BACKING FEMALE ENTREPRENEURS
When Startup Queenstown Lakes chief executive Olivia Wensley attended her first founders’ dinner two years ago, she looked around the table and realised it was her and 14 men.
I thought, ‘OK, this doesn’t stack up’, and made it my mission to get more women around the table,” Wensley says.
There’s no shortage of “brilliant women with wonderful business ideas” she says. “But they’re not backing themselves for some reason. They tend to talk themselves out of it.” And it’s not a problem that is unique to Queenstown Lakes. In New Zealand as a whole, only 2% of companies backed by venture capital funding have a female founder. “That’s absolutely shocking,” she says. “But you peel back another level and see the venture capitalist space is dominated by men.”
SQL is tackling the problem in two ways.
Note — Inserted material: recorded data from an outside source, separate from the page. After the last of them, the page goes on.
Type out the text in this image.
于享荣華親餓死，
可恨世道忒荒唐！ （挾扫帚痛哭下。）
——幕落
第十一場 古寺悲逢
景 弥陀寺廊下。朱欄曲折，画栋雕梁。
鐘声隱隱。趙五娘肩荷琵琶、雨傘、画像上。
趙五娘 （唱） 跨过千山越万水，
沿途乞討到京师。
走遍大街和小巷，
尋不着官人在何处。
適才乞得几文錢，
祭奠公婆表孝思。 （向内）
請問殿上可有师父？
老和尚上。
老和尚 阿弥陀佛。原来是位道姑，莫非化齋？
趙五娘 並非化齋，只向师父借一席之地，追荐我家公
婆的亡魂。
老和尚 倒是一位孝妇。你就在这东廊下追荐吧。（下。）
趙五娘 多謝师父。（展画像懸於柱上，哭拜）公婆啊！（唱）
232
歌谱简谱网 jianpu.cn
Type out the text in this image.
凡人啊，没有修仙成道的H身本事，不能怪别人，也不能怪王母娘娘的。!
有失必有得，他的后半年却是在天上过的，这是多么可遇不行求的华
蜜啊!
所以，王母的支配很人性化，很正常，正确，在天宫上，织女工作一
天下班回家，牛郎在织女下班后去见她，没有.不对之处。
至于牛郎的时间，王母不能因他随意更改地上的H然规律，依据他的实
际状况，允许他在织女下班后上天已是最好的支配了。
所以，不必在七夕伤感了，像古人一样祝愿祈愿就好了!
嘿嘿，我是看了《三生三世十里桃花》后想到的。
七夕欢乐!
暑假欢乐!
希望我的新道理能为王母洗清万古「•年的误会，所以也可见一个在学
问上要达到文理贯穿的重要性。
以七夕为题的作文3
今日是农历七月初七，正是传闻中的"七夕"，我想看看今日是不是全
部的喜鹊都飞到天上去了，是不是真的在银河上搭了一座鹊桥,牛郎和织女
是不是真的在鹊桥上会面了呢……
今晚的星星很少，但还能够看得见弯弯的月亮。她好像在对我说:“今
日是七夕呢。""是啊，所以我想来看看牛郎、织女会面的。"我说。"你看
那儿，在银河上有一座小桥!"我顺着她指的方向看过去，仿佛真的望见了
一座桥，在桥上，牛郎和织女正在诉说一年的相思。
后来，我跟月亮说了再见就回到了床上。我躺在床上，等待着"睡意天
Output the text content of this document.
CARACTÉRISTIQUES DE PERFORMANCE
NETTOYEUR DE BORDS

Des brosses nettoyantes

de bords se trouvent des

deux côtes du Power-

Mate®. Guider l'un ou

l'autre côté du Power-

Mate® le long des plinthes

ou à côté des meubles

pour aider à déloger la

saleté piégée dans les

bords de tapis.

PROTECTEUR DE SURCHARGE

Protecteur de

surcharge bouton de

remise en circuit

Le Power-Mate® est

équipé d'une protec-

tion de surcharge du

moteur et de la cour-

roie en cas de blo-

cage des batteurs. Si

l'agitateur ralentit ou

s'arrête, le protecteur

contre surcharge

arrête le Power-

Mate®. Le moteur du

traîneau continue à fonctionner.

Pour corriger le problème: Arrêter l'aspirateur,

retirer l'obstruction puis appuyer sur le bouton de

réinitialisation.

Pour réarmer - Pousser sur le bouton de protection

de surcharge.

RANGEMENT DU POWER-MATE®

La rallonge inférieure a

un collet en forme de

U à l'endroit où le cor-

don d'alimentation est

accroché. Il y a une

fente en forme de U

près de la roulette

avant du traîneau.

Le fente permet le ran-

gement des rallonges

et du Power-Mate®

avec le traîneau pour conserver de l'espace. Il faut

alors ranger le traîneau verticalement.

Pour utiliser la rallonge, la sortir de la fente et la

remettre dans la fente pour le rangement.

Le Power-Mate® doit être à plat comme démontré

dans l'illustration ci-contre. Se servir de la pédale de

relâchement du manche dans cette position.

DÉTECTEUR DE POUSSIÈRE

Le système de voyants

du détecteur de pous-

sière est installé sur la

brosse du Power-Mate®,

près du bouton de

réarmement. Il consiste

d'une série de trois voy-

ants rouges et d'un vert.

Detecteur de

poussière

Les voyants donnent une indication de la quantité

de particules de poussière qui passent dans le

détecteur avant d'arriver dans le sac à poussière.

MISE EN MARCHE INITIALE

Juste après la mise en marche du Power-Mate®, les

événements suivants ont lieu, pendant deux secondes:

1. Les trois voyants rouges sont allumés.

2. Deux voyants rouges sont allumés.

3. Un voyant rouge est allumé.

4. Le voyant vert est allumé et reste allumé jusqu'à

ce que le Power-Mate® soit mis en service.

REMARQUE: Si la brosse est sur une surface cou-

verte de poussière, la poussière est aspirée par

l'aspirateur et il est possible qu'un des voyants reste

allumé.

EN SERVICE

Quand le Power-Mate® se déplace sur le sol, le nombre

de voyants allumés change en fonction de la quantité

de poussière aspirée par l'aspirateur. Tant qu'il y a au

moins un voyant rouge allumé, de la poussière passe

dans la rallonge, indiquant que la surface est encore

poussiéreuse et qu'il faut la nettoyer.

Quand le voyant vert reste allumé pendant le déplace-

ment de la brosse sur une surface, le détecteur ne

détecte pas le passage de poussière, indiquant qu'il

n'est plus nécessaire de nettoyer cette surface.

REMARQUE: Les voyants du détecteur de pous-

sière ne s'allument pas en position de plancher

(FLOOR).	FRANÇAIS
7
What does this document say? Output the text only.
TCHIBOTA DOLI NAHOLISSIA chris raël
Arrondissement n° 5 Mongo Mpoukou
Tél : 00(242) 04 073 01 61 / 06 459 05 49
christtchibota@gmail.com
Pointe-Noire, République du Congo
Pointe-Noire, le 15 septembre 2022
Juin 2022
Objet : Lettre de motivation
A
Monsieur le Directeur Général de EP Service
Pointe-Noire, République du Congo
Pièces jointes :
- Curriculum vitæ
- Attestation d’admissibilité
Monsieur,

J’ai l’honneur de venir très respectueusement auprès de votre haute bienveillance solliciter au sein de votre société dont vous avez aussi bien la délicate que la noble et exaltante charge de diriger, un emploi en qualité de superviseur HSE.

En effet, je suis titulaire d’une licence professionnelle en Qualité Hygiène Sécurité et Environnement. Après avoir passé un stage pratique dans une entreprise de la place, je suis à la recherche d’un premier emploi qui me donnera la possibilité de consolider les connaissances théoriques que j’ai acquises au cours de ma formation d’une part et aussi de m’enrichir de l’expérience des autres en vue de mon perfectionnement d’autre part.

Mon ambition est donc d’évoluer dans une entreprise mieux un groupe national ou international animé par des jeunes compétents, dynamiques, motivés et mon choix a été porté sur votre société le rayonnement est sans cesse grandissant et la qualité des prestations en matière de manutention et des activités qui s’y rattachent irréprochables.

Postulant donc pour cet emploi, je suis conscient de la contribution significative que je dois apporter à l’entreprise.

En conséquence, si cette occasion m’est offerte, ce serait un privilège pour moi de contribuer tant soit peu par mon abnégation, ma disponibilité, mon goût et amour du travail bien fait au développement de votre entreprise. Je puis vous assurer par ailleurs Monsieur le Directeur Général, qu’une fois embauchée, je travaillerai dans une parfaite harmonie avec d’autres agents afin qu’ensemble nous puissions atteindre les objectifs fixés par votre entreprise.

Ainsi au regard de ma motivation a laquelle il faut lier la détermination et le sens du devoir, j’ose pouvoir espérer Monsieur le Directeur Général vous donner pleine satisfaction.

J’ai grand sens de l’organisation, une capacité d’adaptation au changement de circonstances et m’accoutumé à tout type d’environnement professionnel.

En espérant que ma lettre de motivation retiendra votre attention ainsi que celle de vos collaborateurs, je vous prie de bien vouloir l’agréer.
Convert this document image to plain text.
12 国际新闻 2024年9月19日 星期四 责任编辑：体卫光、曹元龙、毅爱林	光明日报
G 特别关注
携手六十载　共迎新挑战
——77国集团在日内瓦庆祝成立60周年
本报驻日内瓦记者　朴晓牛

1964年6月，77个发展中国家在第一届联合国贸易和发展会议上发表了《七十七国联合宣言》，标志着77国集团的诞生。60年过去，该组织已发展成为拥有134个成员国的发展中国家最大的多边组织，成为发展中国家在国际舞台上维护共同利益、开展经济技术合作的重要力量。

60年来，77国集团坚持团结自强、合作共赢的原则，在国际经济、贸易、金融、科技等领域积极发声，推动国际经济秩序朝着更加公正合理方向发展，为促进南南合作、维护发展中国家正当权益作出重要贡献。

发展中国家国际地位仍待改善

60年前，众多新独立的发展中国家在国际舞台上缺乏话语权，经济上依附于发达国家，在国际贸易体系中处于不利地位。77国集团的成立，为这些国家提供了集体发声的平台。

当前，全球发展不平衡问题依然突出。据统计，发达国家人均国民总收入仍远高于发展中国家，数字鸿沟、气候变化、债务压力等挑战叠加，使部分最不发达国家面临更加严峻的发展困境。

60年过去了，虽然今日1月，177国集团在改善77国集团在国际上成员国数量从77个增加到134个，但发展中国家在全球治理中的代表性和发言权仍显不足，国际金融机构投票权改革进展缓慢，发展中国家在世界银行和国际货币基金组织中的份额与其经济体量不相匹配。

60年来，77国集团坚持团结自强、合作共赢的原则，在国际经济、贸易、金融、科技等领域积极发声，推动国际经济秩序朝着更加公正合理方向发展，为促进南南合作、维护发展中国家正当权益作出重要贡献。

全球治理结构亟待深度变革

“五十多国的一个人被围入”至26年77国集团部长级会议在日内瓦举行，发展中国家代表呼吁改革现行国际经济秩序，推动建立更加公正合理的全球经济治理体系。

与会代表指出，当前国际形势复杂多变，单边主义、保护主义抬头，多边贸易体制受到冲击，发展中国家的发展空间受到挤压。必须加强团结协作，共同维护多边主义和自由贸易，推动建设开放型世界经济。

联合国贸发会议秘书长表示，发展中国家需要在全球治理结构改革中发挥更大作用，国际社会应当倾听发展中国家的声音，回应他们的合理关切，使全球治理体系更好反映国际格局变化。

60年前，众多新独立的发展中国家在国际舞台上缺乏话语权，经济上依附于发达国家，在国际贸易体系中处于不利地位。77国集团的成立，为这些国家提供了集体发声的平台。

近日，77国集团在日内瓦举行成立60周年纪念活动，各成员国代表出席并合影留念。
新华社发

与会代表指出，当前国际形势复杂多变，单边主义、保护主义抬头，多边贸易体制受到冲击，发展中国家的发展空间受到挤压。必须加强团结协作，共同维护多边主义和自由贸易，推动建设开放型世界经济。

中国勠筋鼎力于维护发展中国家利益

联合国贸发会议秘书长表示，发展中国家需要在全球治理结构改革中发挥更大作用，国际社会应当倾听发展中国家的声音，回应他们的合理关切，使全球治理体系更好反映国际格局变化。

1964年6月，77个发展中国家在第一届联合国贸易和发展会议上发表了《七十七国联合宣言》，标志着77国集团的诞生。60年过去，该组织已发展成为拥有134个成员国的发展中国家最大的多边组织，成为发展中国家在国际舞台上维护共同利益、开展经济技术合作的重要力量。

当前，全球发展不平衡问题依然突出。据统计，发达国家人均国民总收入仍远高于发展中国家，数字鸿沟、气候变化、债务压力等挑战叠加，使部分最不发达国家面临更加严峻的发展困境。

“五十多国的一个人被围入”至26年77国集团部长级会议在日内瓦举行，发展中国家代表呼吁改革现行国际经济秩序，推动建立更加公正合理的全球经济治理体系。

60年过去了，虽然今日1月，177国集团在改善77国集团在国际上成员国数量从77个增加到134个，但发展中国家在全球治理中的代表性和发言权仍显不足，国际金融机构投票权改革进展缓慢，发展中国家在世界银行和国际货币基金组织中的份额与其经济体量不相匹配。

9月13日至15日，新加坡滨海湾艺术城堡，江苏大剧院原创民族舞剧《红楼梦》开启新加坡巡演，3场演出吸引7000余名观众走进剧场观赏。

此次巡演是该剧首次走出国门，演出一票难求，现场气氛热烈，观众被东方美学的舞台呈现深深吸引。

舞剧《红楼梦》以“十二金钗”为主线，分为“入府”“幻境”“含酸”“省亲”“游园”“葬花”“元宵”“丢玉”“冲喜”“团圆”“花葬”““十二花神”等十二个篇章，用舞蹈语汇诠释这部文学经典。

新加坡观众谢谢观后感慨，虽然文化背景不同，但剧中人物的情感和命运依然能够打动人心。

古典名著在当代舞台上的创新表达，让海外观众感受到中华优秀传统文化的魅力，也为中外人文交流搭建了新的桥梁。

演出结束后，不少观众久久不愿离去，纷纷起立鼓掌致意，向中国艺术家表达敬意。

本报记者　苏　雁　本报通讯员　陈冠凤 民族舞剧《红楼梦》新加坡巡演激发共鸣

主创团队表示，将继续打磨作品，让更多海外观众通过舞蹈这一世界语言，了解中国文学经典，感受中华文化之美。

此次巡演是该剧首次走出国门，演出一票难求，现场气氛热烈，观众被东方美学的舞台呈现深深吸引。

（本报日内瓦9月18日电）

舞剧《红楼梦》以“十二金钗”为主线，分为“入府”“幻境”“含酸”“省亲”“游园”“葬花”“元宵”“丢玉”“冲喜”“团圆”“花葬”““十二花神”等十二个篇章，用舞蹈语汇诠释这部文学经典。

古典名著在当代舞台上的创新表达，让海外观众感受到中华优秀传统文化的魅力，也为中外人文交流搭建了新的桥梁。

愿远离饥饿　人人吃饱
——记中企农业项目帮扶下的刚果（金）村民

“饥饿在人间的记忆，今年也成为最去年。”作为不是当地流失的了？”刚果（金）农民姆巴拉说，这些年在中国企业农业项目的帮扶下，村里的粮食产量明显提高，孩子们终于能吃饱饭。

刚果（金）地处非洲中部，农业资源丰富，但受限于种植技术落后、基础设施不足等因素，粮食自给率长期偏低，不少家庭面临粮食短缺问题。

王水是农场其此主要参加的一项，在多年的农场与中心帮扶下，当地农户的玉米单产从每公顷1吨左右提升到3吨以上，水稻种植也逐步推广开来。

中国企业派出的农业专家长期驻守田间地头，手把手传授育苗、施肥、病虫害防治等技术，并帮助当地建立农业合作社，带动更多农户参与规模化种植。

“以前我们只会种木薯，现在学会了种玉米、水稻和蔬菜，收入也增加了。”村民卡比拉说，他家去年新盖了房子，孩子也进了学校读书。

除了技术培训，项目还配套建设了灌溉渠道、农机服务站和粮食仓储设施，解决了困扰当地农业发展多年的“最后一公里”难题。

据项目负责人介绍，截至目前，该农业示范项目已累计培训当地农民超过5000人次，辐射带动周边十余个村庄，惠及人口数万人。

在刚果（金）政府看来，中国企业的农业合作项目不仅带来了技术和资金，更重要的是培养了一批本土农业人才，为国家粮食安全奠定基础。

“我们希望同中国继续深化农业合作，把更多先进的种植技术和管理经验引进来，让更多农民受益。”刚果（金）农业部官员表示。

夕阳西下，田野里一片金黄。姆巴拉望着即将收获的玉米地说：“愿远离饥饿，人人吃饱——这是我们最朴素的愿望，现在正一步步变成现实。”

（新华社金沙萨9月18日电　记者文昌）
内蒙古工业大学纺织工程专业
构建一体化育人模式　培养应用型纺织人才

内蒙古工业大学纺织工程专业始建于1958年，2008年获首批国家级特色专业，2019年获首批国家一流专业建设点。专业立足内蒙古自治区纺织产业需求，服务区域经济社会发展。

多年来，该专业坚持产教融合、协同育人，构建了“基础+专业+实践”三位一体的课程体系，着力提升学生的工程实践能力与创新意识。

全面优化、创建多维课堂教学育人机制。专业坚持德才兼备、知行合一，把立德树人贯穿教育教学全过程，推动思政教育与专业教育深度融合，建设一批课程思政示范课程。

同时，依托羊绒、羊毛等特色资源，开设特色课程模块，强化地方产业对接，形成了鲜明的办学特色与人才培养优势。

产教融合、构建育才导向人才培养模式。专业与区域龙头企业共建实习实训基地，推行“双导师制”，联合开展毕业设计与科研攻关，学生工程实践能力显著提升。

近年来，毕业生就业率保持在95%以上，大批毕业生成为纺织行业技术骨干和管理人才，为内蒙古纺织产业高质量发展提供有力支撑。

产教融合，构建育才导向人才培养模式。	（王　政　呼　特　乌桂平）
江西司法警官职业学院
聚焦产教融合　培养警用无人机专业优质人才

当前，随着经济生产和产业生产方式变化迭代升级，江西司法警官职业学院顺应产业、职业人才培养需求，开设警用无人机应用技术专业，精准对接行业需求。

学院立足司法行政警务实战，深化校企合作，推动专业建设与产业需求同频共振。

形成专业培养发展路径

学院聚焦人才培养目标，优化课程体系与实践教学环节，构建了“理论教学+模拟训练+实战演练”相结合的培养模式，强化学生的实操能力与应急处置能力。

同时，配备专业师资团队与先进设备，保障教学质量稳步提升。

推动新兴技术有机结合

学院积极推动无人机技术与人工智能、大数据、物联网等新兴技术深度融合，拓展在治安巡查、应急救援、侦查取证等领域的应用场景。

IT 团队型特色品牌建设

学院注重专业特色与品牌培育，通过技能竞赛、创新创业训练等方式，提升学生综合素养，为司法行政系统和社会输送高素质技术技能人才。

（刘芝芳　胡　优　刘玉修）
The first is to make its own messaging and programmes as inclusive and approachable as possible, to dispel the idea start-ups are just for ‘tech bros’.
“I’m a firm believer in ‘you can’t be what you don’t see’, so we’ve been very conscious around our branding, our marketing, using images with women and men, and having a female CEO likely also helps.”
That’s worked so far. A huge number of women have joined SQL’s programmes, ranging from 55% to 75% of the intake.
“The 75% was over Covid when a disproportionate number of women were losing their jobs, something like 80% of redundancies were women. So, some decided, okay, I’m going to create my own job, my own company.”
The second approach, both locally and coordinating on a national level, is to encourage more women to become angel investors. “In Scotland, the Government is spending £60 million over five years to educate women on being investors, and backing female founders, and so far, for every pound invested they’re getting a 61x return.”
Wensley says women tend to live longer than men and have capital to invest. “And they can understand companies with ideas targeted at women.” More angel investors correlates to more female founders, able to create businesses aimed at an untapped market, 50% of the population. The two-pronged approach is working so far. At the most recent founders’ dinner, the gender breakdown was 50-50.